J’ai bien noté l’évolution de mon village numérique depuis le rachat de Twitter(land) par Elon Musk. Le boss a changé la pancarte à l’entrée du bled, fini l’oiseau bleu, maintenant c’est un grand X tout moche. Si tu veux vivre dans les quartiers les plus huppés (avoir plus de fonctionnalités), maintenant il faut raquer. Il a supprimé la police (modération) et maintenant ce sont les citoyens (abonnés) qui jouent les miliciens. De ce fait, il y a de plus en plus de monde qui n’hésite pas à déverser sa haine sur la place du marché, à sortir des fake news au bistrot du coin et les fachos courent les rues avec leurs étendards.
Perso, même si mon grand building (gros compte) garde de la tenue, les nouveaux habitants y arrivent de plus en plus lentement. Les seules qui ne manquent pas ce sont les péripatéticiennes qui me sautent dessus à chaque fois que je passe (que je tweete). Même si elles t’envoient des mots d’amour (likes), ce n’est pas de l’affection, c’est du harcèlement. Faut-il quitter ce bouge pour autant ?
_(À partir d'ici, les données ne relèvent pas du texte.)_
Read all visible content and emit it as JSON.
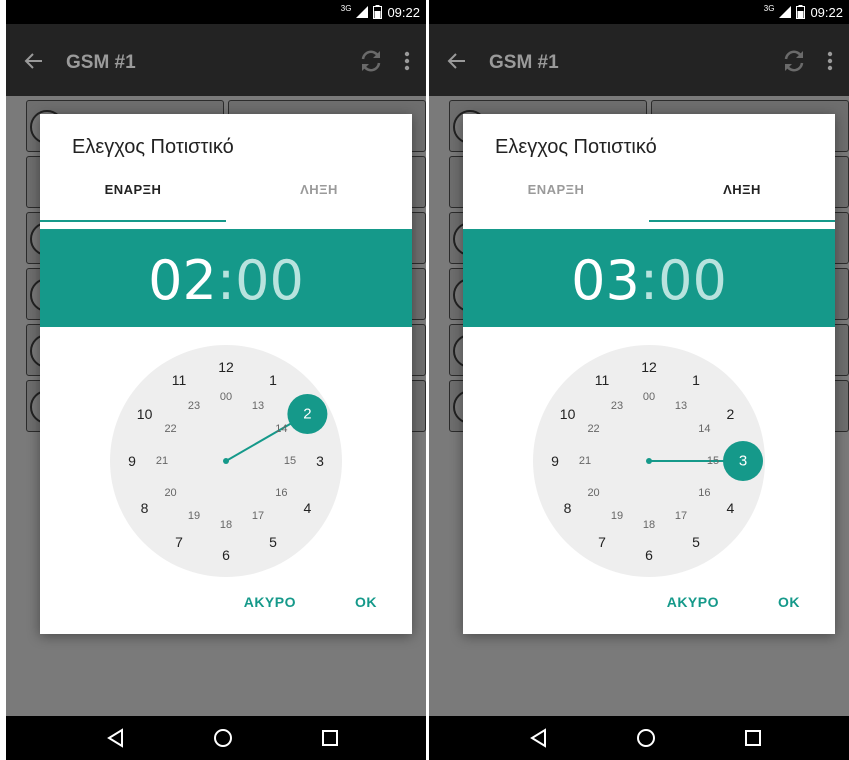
{
  "colors": {
    "accent": "#15998a",
    "accent_light": "#b8e3de",
    "scrim": "#7a7a7a"
  },
  "screens": [
    {
      "status": {
        "network": "3G",
        "time": "09:22"
      },
      "app": {
        "title": "GSM #1",
        "back_icon": "back-arrow-icon",
        "refresh_icon": "refresh-icon",
        "menu_icon": "more-vert-icon"
      },
      "dialog": {
        "title": "Ελεγχος Ποτιστικό",
        "tabs": [
          {
            "label": "ΕΝΑΡΞΗ",
            "active": true
          },
          {
            "label": "ΛΗΞΗ",
            "active": false
          }
        ],
        "time": {
          "hours": "02",
          "separator": ":",
          "minutes": "00"
        },
        "selected_hour": 2,
        "clock_outer": [
          "12",
          "1",
          "2",
          "3",
          "4",
          "5",
          "6",
          "7",
          "8",
          "9",
          "10",
          "11"
        ],
        "clock_inner": [
          "00",
          "13",
          "14",
          "15",
          "16",
          "17",
          "18",
          "19",
          "20",
          "21",
          "22",
          "23"
        ],
        "cancel_label": "ΑΚΥΡΟ",
        "ok_label": "OK"
      },
      "nav": {
        "back": "nav-back-icon",
        "home": "nav-home-icon",
        "recents": "nav-recents-icon"
      }
    },
    {
      "status": {
        "network": "3G",
        "time": "09:22"
      },
      "app": {
        "title": "GSM #1",
        "back_icon": "back-arrow-icon",
        "refresh_icon": "refresh-icon",
        "menu_icon": "more-vert-icon"
      },
      "dialog": {
        "title": "Ελεγχος Ποτιστικό",
        "tabs": [
          {
            "label": "ΕΝΑΡΞΗ",
            "active": false
          },
          {
            "label": "ΛΗΞΗ",
            "active": true
          }
        ],
        "time": {
          "hours": "03",
          "separator": ":",
          "minutes": "00"
        },
        "selected_hour": 3,
        "clock_outer": [
          "12",
          "1",
          "2",
          "3",
          "4",
          "5",
          "6",
          "7",
          "8",
          "9",
          "10",
          "11"
        ],
        "clock_inner": [
          "00",
          "13",
          "14",
          "15",
          "16",
          "17",
          "18",
          "19",
          "20",
          "21",
          "22",
          "23"
        ],
        "cancel_label": "ΑΚΥΡΟ",
        "ok_label": "OK"
      },
      "nav": {
        "back": "nav-back-icon",
        "home": "nav-home-icon",
        "recents": "nav-recents-icon"
      }
    }
  ]
}
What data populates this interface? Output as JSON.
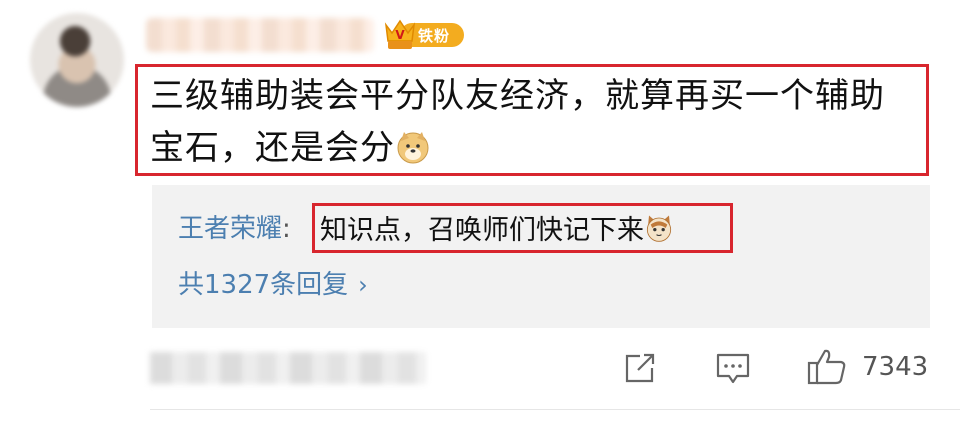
{
  "comment": {
    "fan_badge_label": "铁粉",
    "text_line1": "三级辅助装会平分队友经济，就算再买一个辅助",
    "text_line2": "宝石，还是会分",
    "emoji_icon": "doge-emoji"
  },
  "reply": {
    "author": "王者荣耀",
    "separator": ":",
    "text": "知识点，召唤师们快记下来",
    "emoji_icon": "cat-emoji",
    "count_label": "共1327条回复",
    "chevron": "›"
  },
  "actions": {
    "share_icon": "share-icon",
    "comment_icon": "comment-icon",
    "like_icon": "thumbs-up-icon",
    "like_count": "7343"
  },
  "colors": {
    "highlight_border": "#d8262e",
    "link_blue": "#4c7fb0",
    "badge_orange": "#f3ac1f"
  }
}
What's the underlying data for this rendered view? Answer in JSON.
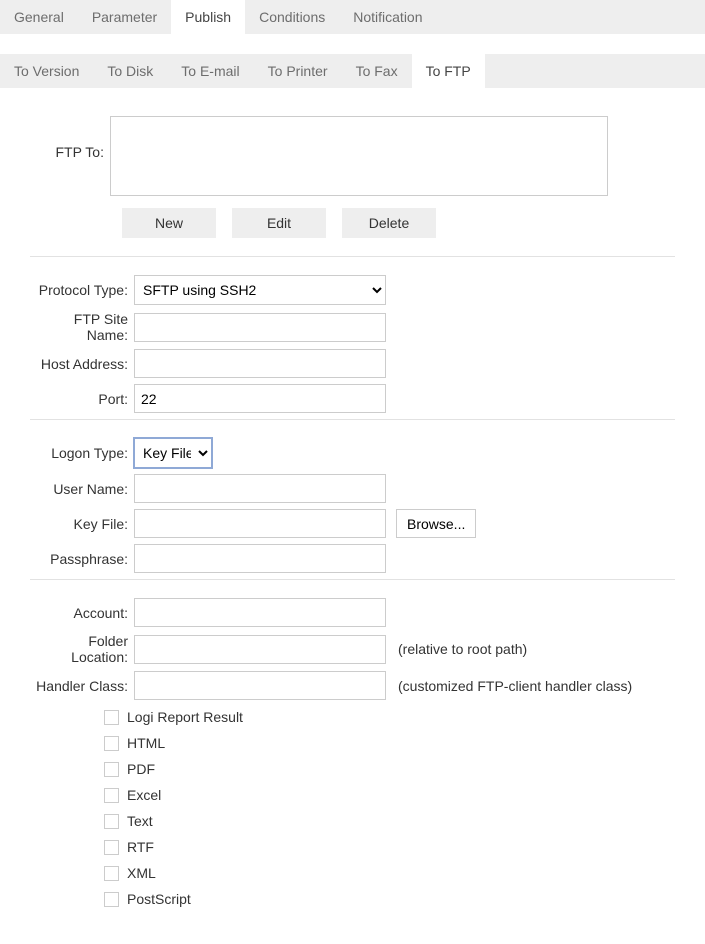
{
  "tabs": {
    "main": [
      {
        "label": "General"
      },
      {
        "label": "Parameter"
      },
      {
        "label": "Publish"
      },
      {
        "label": "Conditions"
      },
      {
        "label": "Notification"
      }
    ],
    "sub": [
      {
        "label": "To Version"
      },
      {
        "label": "To Disk"
      },
      {
        "label": "To E-mail"
      },
      {
        "label": "To Printer"
      },
      {
        "label": "To Fax"
      },
      {
        "label": "To FTP"
      }
    ],
    "main_active": 2,
    "sub_active": 5
  },
  "ftpto": {
    "label": "FTP To:",
    "value": ""
  },
  "buttons": {
    "new": "New",
    "edit": "Edit",
    "delete": "Delete",
    "browse": "Browse..."
  },
  "fields": {
    "protocol_type": {
      "label": "Protocol Type:",
      "value": "SFTP using SSH2"
    },
    "ftp_site_name": {
      "label": "FTP Site Name:",
      "value": ""
    },
    "host_address": {
      "label": "Host Address:",
      "value": ""
    },
    "port": {
      "label": "Port:",
      "value": "22"
    },
    "logon_type": {
      "label": "Logon Type:",
      "value": "Key File"
    },
    "user_name": {
      "label": "User Name:",
      "value": ""
    },
    "key_file": {
      "label": "Key File:",
      "value": ""
    },
    "passphrase": {
      "label": "Passphrase:",
      "value": ""
    },
    "account": {
      "label": "Account:",
      "value": ""
    },
    "folder_location": {
      "label": "Folder Location:",
      "value": "",
      "hint": "(relative to root path)"
    },
    "handler_class": {
      "label": "Handler Class:",
      "value": "",
      "hint": "(customized FTP-client handler class)"
    }
  },
  "formats": [
    "Logi Report Result",
    "HTML",
    "PDF",
    "Excel",
    "Text",
    "RTF",
    "XML",
    "PostScript"
  ]
}
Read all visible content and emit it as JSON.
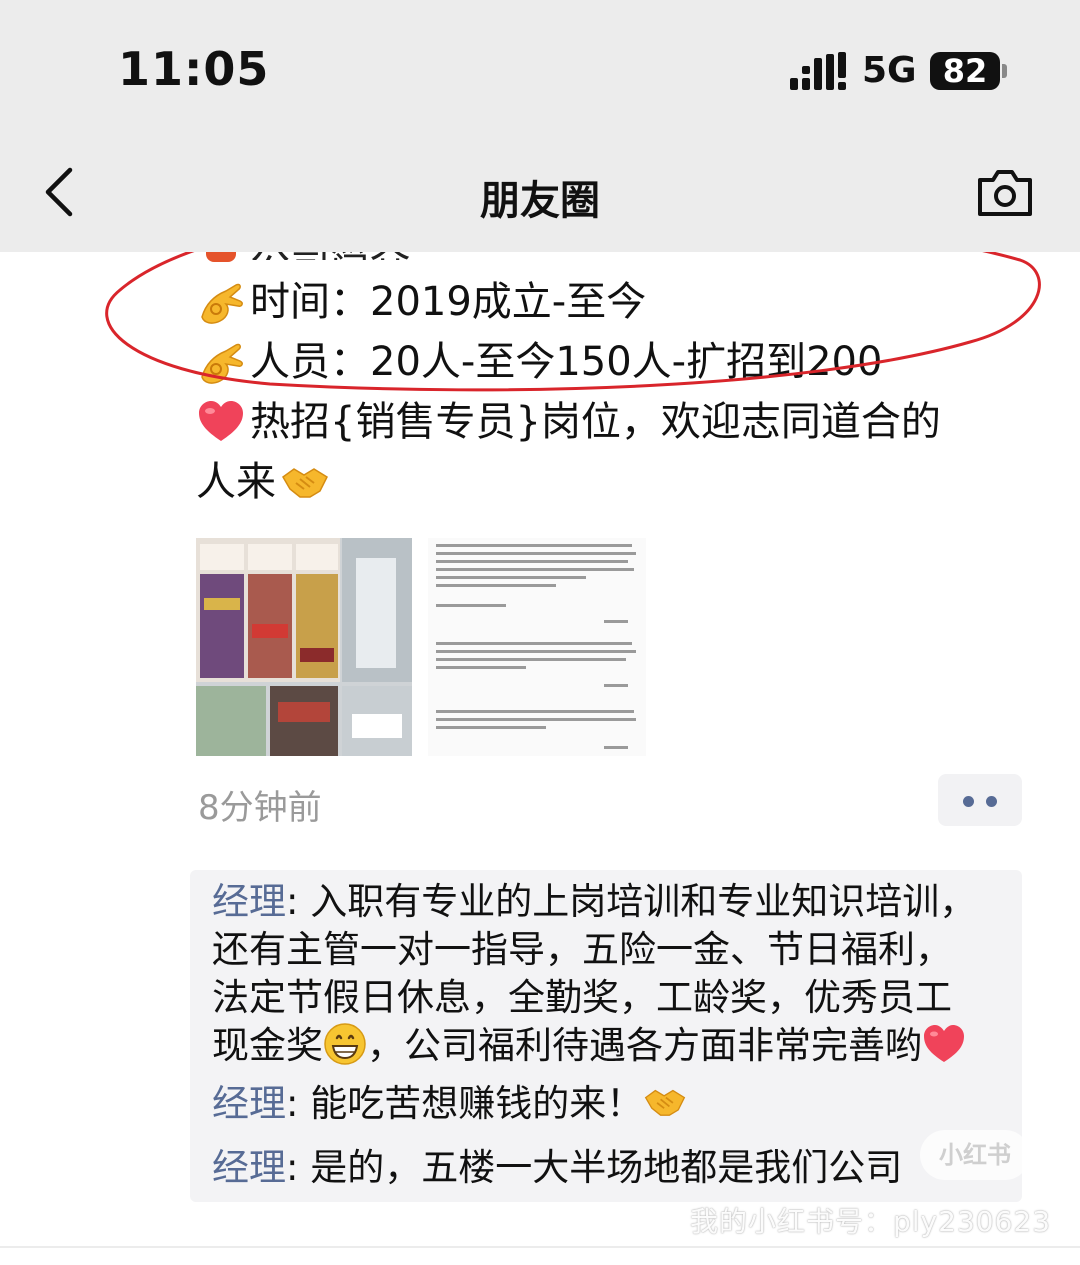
{
  "status_bar": {
    "time": "11:05",
    "network": "5G",
    "battery": "82"
  },
  "nav": {
    "title": "朋友圈",
    "back_icon": "chevron-left-icon",
    "camera_icon": "camera-icon"
  },
  "post": {
    "partial_line": "公司简介",
    "lines": [
      {
        "emoji": "ok-hand-icon",
        "text": "时间：2019成立-至今"
      },
      {
        "emoji": "ok-hand-icon",
        "text": "人员：20人-至今150人-扩招到200"
      },
      {
        "emoji": "heart-icon",
        "text": "热招{销售专员}岗位，欢迎志同道合的"
      },
      {
        "emoji": "",
        "text": "人来"
      }
    ],
    "time_ago": "8分钟前"
  },
  "comments": [
    {
      "author": "经理",
      "text_a": "入职有专业的上岗培训和专业知识培训，",
      "text_b": "还有主管一对一指导，五险一金、节日福利，",
      "text_c": "法定节假日休息，全勤奖，工龄奖，优秀员工",
      "text_d": "现金奖",
      "text_e": "，公司福利待遇各方面非常完善哟"
    },
    {
      "author": "经理",
      "text": "能吃苦想赚钱的来！"
    },
    {
      "author": "经理",
      "text": "是的，五楼一大半场地都是我们公司"
    }
  ],
  "watermark": {
    "badge": "小红书",
    "text": "我的小红书号：ply230623"
  },
  "colors": {
    "name_blue": "#576b95",
    "annotation_red": "#d9252b",
    "bar_gray": "#ececec"
  }
}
La nomination du boss Elon Musk dans l’administration Trump et son soutien ouvert à des politiques d’extrême droite (comme la leader de l’AfD en Allemagne) sont déjà des preuves qu’il a fait de ce village un outil de propagande pour ses idées. Fort de son soutien pour faire élire le président Trump, il croit pouvoir faire de l’ingérence partout et y imposer son modèle de pensée. Avec avant tout une visée purement mercantile au service de ses affaires. Il a fallu employer les grands moyens (mute, blocage) pour éviter ses panneaux de propagande pro Trump qui envahissaient les rues pendant la campagne électorale américaine. Et combien de fois j’ai rusé pour ne pas le croiser sur les autoroutes (de l’information).

Cependant, comme tu le sais j’ai pris un cabanon dans un petit quartier arc en ciel et international. Même si une partie de mes voisines les plus sympathiques sont déjà parties ailleurs, ce qui m’oblige à faire des voyages en permanence pour les voir, je ne suis pas encore prête à déménager définitivement. Même si certains chercheurs sont là pour t’aider dans le déménagement (HelloQuitteX), c’est difficile de quitter un lieu où tu as tes habitudes depuis des années. Même si j’aime voir du pays (aller sur d’autres RS), rentrer chez moi ici est reposant. J’ai d’ailleurs vu que la verte Marine Tondelier voulait rester, contrairement à sa copine Sandrine Rousseau. Même si son but final est de nous empêcher de revenir dans ce bled, elle veut continuer à y exprimer ses idées.
Bref, j’ai l’impression de vivre dans le Mordor ici comme IRL. Ce n’est pas pour ça que je veux fuir. Je garde mes idées et mon esprit critique. Via mon petit cabanon, je suis en contact avec des gens du monde entier ici et, eux, nos petits débats dois-je quitter X ou pas, ils s’en contrefichent. Mes voisins ici sont des réalisateurs thaï ou taïwanais ainsi que des acteurs et ils n’hésitent pas à échanger et plaisanter avec tout le monde. Quand ils auront tous déménagé sous un ciel plus bleu, alors peut-être que je partirai moi aussi.

Par ailleurs, si tout le monde pensait la même chose, franchement ça me ferait flipper. Quelques rares médias choisissent néanmoins de rester pour continuer à lutter contre la désinformation en fournissant des contenus alternatifs et éducatifs. Ils croient que partir laisserait le champ libre aux discours toxiques. Tout comme eux, je pense qu’ils faut se placer dans un esprit de résistance, même si cela ne sera pas simple avec tous ces algorithmes qui te rendent invisibles. Mais il faut au contraire apprendre leur fonctionnement pour mieux les contourner, comme de tous temps ceux qui ont résisté au totalitarisme ont contourné la censure.
Même si c’est peut-être excessif, je me considère donc comme dans une sorte de zone occupée (ou contaminée) où je vais devoir ruser pour vivre tranquillement et éviter au maximum l’intoxication. Outre mes allées et venues sous un autre ciel, en zone « libre » et avec un air plus pur, je ferai de mon mieux pour maintenir ici les braises de mes idées progressistes. Histoire de dire à ceux qui pensent différemment des idées dominantes qu’un espoir peut renaître. Quand le vent de la raison soufflera de nouveau dans ces contrées numériques, je serai à la porte de la ville, le sourire aux lèvres, pour saluer ceux qui reviendront.